Former SEC Senior Counsel Comments on Kik Ruling: Kik Could Have Benefited From Traditional Capital Markets Lawyer

This past week, Kik, a company that raised over $100 million in an initial coin offering (ICO), lost a long legal battle with the Securities and Exchange Commission (SEC). The courts determined that Kik had raised capital in an unregistered securities offering thus transgressing securities law.

At one point, Kik had positioned the fight with the SEC as representative of the entire digital asset industry enlisting support from other high profile blockchain-based firms – support that wavered as details of the offering surfaced. In the end, Kik must have spent millions of dollars defending itself instead of seeking a settlement.

Crowdfund Insider has received some commentary from Philip Moustakis, a former senior counsel at the SEC who investigated and litigated the SEC’s first-ever Bitcoin-related enforcement action and was a member of the SEC’s Cyber Unit. Moustakis is currently counsel at Seward & Kissel LLP.

Moustakis said that the Kik ruling along with the Telegram settlement should put to rest the question of whether a different set of rules applies to the offer and sale of an investment contract simply because the issuer used a new technology in connection with the offering.

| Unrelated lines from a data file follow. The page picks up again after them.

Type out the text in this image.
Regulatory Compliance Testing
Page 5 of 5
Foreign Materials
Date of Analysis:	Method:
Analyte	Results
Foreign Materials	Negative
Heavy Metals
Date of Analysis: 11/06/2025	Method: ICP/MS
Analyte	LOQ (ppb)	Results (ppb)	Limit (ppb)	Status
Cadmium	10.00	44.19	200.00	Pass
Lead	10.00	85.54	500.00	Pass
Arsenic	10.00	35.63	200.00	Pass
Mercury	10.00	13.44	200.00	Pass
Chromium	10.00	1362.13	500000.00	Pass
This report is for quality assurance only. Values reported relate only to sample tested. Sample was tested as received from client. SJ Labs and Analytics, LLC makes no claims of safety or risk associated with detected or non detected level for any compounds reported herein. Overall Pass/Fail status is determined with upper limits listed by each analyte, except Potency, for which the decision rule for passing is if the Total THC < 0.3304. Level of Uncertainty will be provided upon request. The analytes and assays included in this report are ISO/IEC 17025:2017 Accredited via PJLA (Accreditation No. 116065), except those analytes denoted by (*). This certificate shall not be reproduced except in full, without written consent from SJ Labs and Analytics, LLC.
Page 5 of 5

Telegram raised well over a billion dollars in a token offering but the end result was a capitulation with the SEC and a fine of $18.5 million. Additionally, Telegram said it would return the money raised.

“Both Kik and Telegram engaged in traditional capital raises and could have benefitted from the advice of a traditional capital markets lawyer,” said Moustakis. “The SEC is a principals based regulator, and it will assert its jurisdiction over any securities offering or transaction, as it has done since the onset of the ICO craze, regardless of the technology used to facilitate such an offering.”

Moustakis said it was folly to think that existing rules do not apply when companies using novel technology to raise capital from investors adding that the SEC will act accordingly when companies cross the securities line.

“In my view, the Kik ruling, together with the Telegram ruling, the SEC’s DAO Report, public admonitions by Bill Hinman, Director of the Division of Corporation Finance, Commissioner Jackson and Chairman Clayton, the Gladius Network, AirFox, and Paragon Coin Inc. settlements, and the SEC’s many enforcement actions in the digital asset space, going back to the very first one involving Bitcoin Savings & Trust, a bitcoin-denominated Ponzi scheme, have brought important clarity to the industry,” added Moustakis. ” This body of work is important in another respect.  At some point, another new, exciting technology that lends itself to facilitating securities offerings will come along.  And some folks, whether out of an abundance of innocent enthusiasm for the promise of the new technology, as it seems was often the case with the ICO craze, or simply out of greed, will decide the old rules no longer apply.  When that happens, no one should be surprised that, once again, the SEC flexes its muscles and the prosecutions follow.”